東京都清瀬市のRCマンションは、キャッシュフローが年間450万円、月収37.5万円。千葉市蘇我の木造アパートは、キャッシュフローが年間80万円、月収6.5万円。博多市の木造アパートのキャッシュフローは、年間40万円、月収3.7万円。
特に博多のキャッシュフローが悪い理由は、①金利が高いこと、②管理費が高いことの2点に尽きます。
そこで私はまず、返済期間が1年を過ぎた博多物件の金利を下げてもらおうと、銀行に交渉を試みました。
しかし担当者から、「清瀬の物件も融資させていただいていますので、あと2年はこのままの金利でお願いします」とバッサリ断られてしまいました。確かに清瀬のRCも、博多の木造と同じ銀行で融資をしてもらいました。それがたった2ヶ月前のことなので、すぐに金利を下げるのは無理、ということでした。
次に家賃収入の17.7%もの割合が管理費として消えていることから、管理費を下げてもらうための交渉に行きました。その物件は販売会社系列の管理会社がそのまま管理をしているので、融通が利かない状況でしたが、実はそこに突破口があったのです。
「管理は全国一律の基準で行っているので、桜木さんの物件だけ特別対応はできません。その代わり、金利を下げられる金融機関をご紹介しますので、そちらで借り換えしましょう」と逆提案をしてきました。
銀行の融資承認が下りた理由は「人」!?
不動産会社から紹介され、借り換えのために銀行に訪問してから2ヶ月以上経つのに何の連絡もありません。何度か連絡して、ようやく結論が出ましたが、融資不可ということでした。とても落ち込みました。他にも教育ローンの審査もNGになり、かなり心が折れました。

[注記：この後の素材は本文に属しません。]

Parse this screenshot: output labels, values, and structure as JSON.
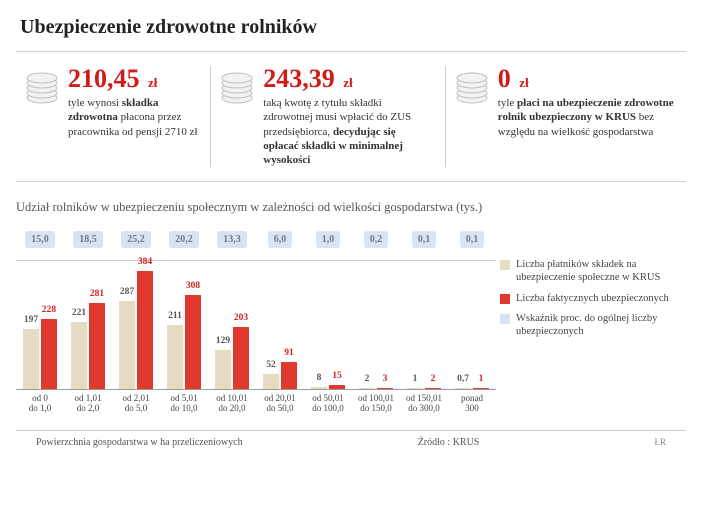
{
  "title": "Ubezpieczenie zdrowotne rolników",
  "colors": {
    "accent_red": "#d11a1a",
    "bar_beige": "#e6dcc4",
    "bar_red": "#e03a2e",
    "pct_pill_bg": "#d9e4f2",
    "pct_pill_text": "#6b7a8f",
    "text_dark": "#333333",
    "rule": "#cccccc"
  },
  "stats": [
    {
      "value": "210,45",
      "currency": "zł",
      "desc_html": "tyle wynosi <b>składka zdrowotna</b> płacona przez pracownika od pensji 2710 zł",
      "width_pct": 29
    },
    {
      "value": "243,39",
      "currency": "zł",
      "desc_html": "taką kwotę z tytułu składki zdrowotnej musi wpłacić do ZUS przedsię­biorca, <b>decydując się opłacać składki w mini­malnej wysokości</b>",
      "width_pct": 35
    },
    {
      "value": "0",
      "currency": "zł",
      "desc_html": "tyle <b>płaci na ubezpie­czenie zdrowotne rolnik ubezpieczony w KRUS</b> bez względu na wielkość gospodarstwa",
      "width_pct": 36
    }
  ],
  "chart": {
    "title": "Udział rolników w ubezpieczeniu społecznym w zależności od wielkości gospodarstwa (tys.)",
    "legend": [
      {
        "label": "Liczba płatników składek na ubezpieczenie społeczne w KRUS",
        "color": "#e6dcc4"
      },
      {
        "label": "Liczba faktycznych ubezpieczonych",
        "color": "#e03a2e"
      },
      {
        "label": "Wskaźnik proc. do ogólnej liczby ubezpieczonych",
        "color": "#d9e4f2"
      }
    ],
    "ymax": 384,
    "categories": [
      {
        "xlabel": "od 0\ndo 1,0",
        "pct": "15,0",
        "v1": 197,
        "v2": 228
      },
      {
        "xlabel": "od 1,01\ndo 2,0",
        "pct": "18,5",
        "v1": 221,
        "v2": 281
      },
      {
        "xlabel": "od 2,01\ndo 5,0",
        "pct": "25,2",
        "v1": 287,
        "v2": 384
      },
      {
        "xlabel": "od 5,01\ndo 10,0",
        "pct": "20,2",
        "v1": 211,
        "v2": 308
      },
      {
        "xlabel": "od 10,01\ndo 20,0",
        "pct": "13,3",
        "v1": 129,
        "v2": 203
      },
      {
        "xlabel": "od 20,01\ndo 50,0",
        "pct": "6,0",
        "v1": 52,
        "v2": 91
      },
      {
        "xlabel": "od 50,01\ndo 100,0",
        "pct": "1,0",
        "v1": 8,
        "v2": 15
      },
      {
        "xlabel": "od 100,01\ndo 150,0",
        "pct": "0,2",
        "v1": 2,
        "v2": 3
      },
      {
        "xlabel": "od 150,01\ndo 300,0",
        "pct": "0,1",
        "v1": 1,
        "v2": 2
      },
      {
        "xlabel": "ponad\n300",
        "pct": "0,1",
        "v1": 0.7,
        "v2": 1
      }
    ],
    "bar_colors": {
      "v1": "#e6dcc4",
      "v2": "#e03a2e"
    },
    "bar_label_colors": {
      "v1": "#555555",
      "v2": "#c22"
    },
    "xaxis_label": "Powierzchnia gospodarstwa w ha przeliczeniowych",
    "source_label": "Źródło : KRUS",
    "signature": "ŁR"
  }
}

そんなときに、総額29億円の融資を引いている知人に相談しました。「なぜそんなに何回も融資をしてもらえるのですか?」
「とにかく銀行を開拓し続けることですよ。断られるのなんて普通のこと。そんなことでへこたれていたら、この業界でやっていけませんよ」と淡々とした答え。
その人はまるで街中でナンパをするような感覚で銀行にアプローチをしているとのこと。一度や二度うまくいかなかったからといって、落ち込むどころか、次の銀行にアタックするためのモチベーションに変えているそうです。
たしかに、諦めるのはいつでもできる。
成功する秘訣は、成功するまでやり続けること。そんな言葉を胸に、私はもう一度前述の不動産会社に、他に可能性のある銀行はないか、問い合わせてみました。

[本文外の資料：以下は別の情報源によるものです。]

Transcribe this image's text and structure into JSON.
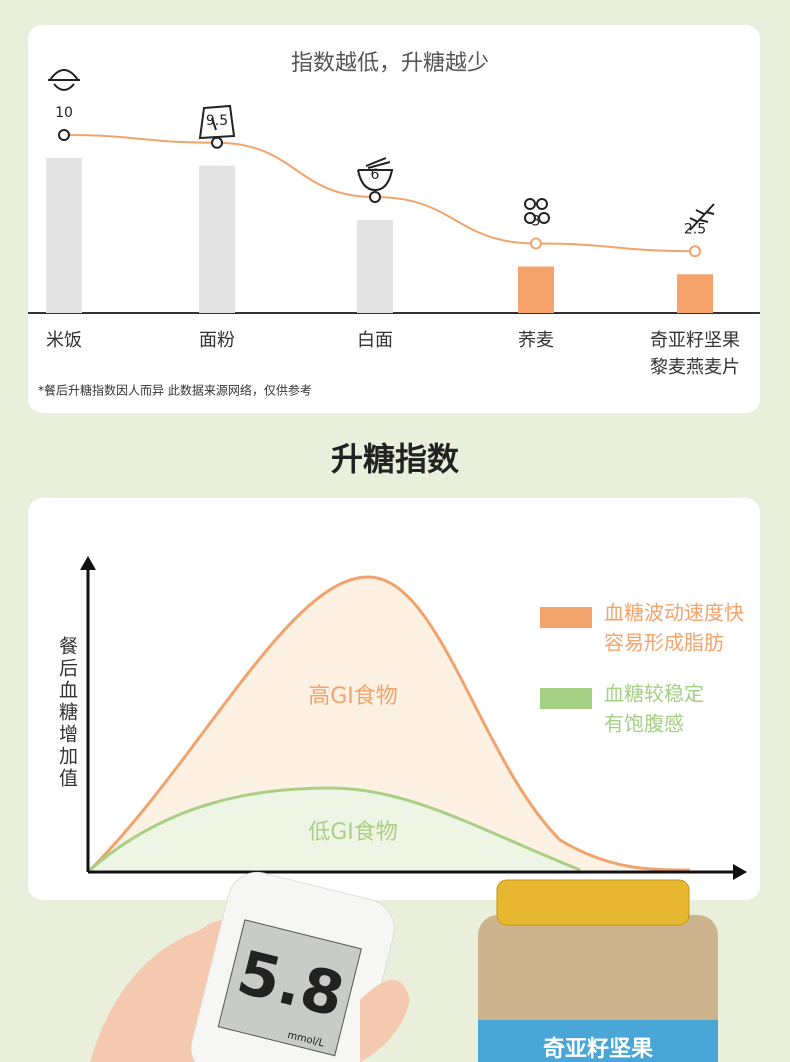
{
  "chart_data": [
    {
      "type": "bar",
      "title": "指数越低，升糖越少",
      "categories": [
        "米饭",
        "面粉",
        "白面",
        "荞麦",
        "奇亚籽坚果黎麦燕麦片"
      ],
      "values": [
        10,
        9.5,
        6,
        3,
        2.5
      ],
      "colors": [
        "#e3e3e3",
        "#e3e3e3",
        "#e3e3e3",
        "#f6a36b",
        "#f6a36b"
      ],
      "line_color": "#f0a46c",
      "note": "*餐后升糖指数因人而异 此数据来源网络，仅供参考"
    }
  ],
  "section_title": "升糖指数",
  "gi_diagram": {
    "y_label": "餐后血糖增加值",
    "curves": [
      {
        "name": "高GI食物",
        "color": "#f0a46c"
      },
      {
        "name": "低GI食物",
        "color": "#a9cf86"
      }
    ],
    "legend": [
      {
        "lines": [
          "血糖波动速度快",
          "容易形成脂肪"
        ],
        "color": "#f3a46d"
      },
      {
        "lines": [
          "血糖较稳定",
          "有饱腹感"
        ],
        "color": "#a5cf84"
      }
    ]
  },
  "photo": {
    "meter_reading": "5.8",
    "meter_unit": "mmol/L",
    "jar_brand": "奇亚籽坚果"
  }
}
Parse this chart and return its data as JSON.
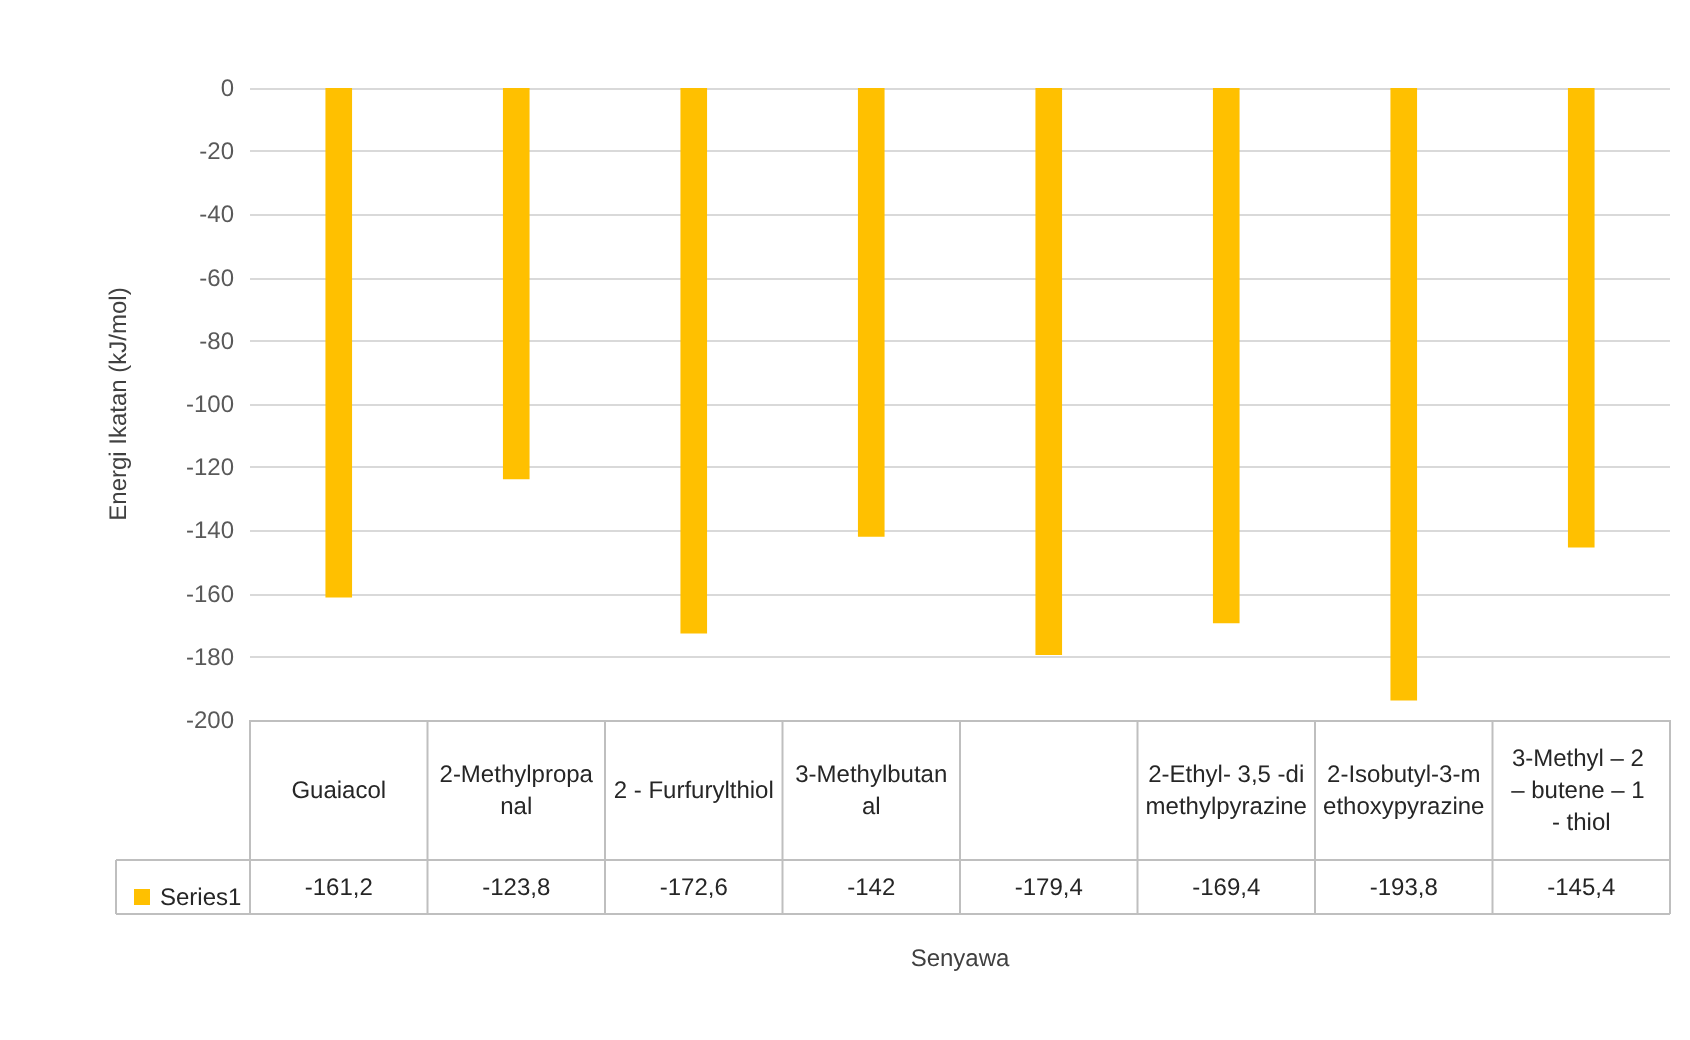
{
  "chart_data": {
    "type": "bar",
    "xlabel": "Senyawa",
    "ylabel": "Energi Ikatan (kJ/mol)",
    "categories": [
      "Guaiacol",
      "2-Methylpropanal",
      "2 - Furfurylthiol",
      "3-Methylbutanal",
      null,
      "2-Ethyl- 3,5 -dimethylpyrazine",
      "2-Isobutyl-3-methoxypyrazine",
      "3-Methyl – 2 – butene – 1 - thiol"
    ],
    "series": [
      {
        "name": "Series1",
        "color": "#ffc000",
        "values": [
          -161.2,
          -123.8,
          -172.6,
          -142,
          -179.4,
          -169.4,
          -193.8,
          -145.4
        ],
        "value_labels": [
          "-161,2",
          "-123,8",
          "-172,6",
          "-142",
          "-179,4",
          "-169,4",
          "-193,8",
          "-145,4"
        ]
      }
    ],
    "ylim": [
      -200,
      0
    ],
    "yticks": [
      0,
      -20,
      -40,
      -60,
      -80,
      -100,
      -120,
      -140,
      -160,
      -180,
      -200
    ],
    "grid": "y",
    "legend": "bottom left"
  }
}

「桜木さんの場合、やはり個人負債が大きく、かなり難しいかもしれませんが……」とすっかり弱気になった営業マンが、ダメもとで一つの地銀を紹介してくれました。
次の銀行ではアプローチの角度を変えることにしました。いろいろありましたが、借り換えが無事にできたので、後日支店長に、その理由を聞きました。
「なぜ、今回私に融資承認が下りたのですか」
支店長は、「奥さんの前で恐縮ですが」と前置きされ、「ズバリ、人です」と答えられました。

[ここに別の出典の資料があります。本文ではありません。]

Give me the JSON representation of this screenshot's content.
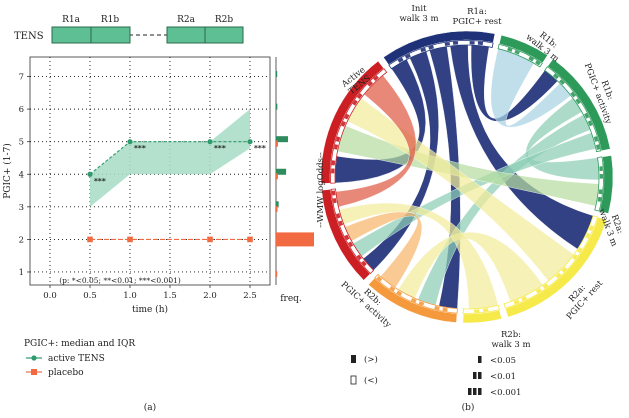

「銀行は数字で判断します。でももう一つの役割は、人を観て、物件を診て、話を聞くことが支店の役割です。桜木さんの場合、数値だけでは今回の融資は難しかったのですが、ご自身で所有物件のデータを詳細に把握されていて、スピーディーな資料提出が審査の進捗を早めました。相乗的に良い結果につながったのだと思いますよ」
「求められた資料は必ずその日のうちに提出すること」これが私のモットーでした。手触り感のある数字と、素早い行動が結果につながったのです。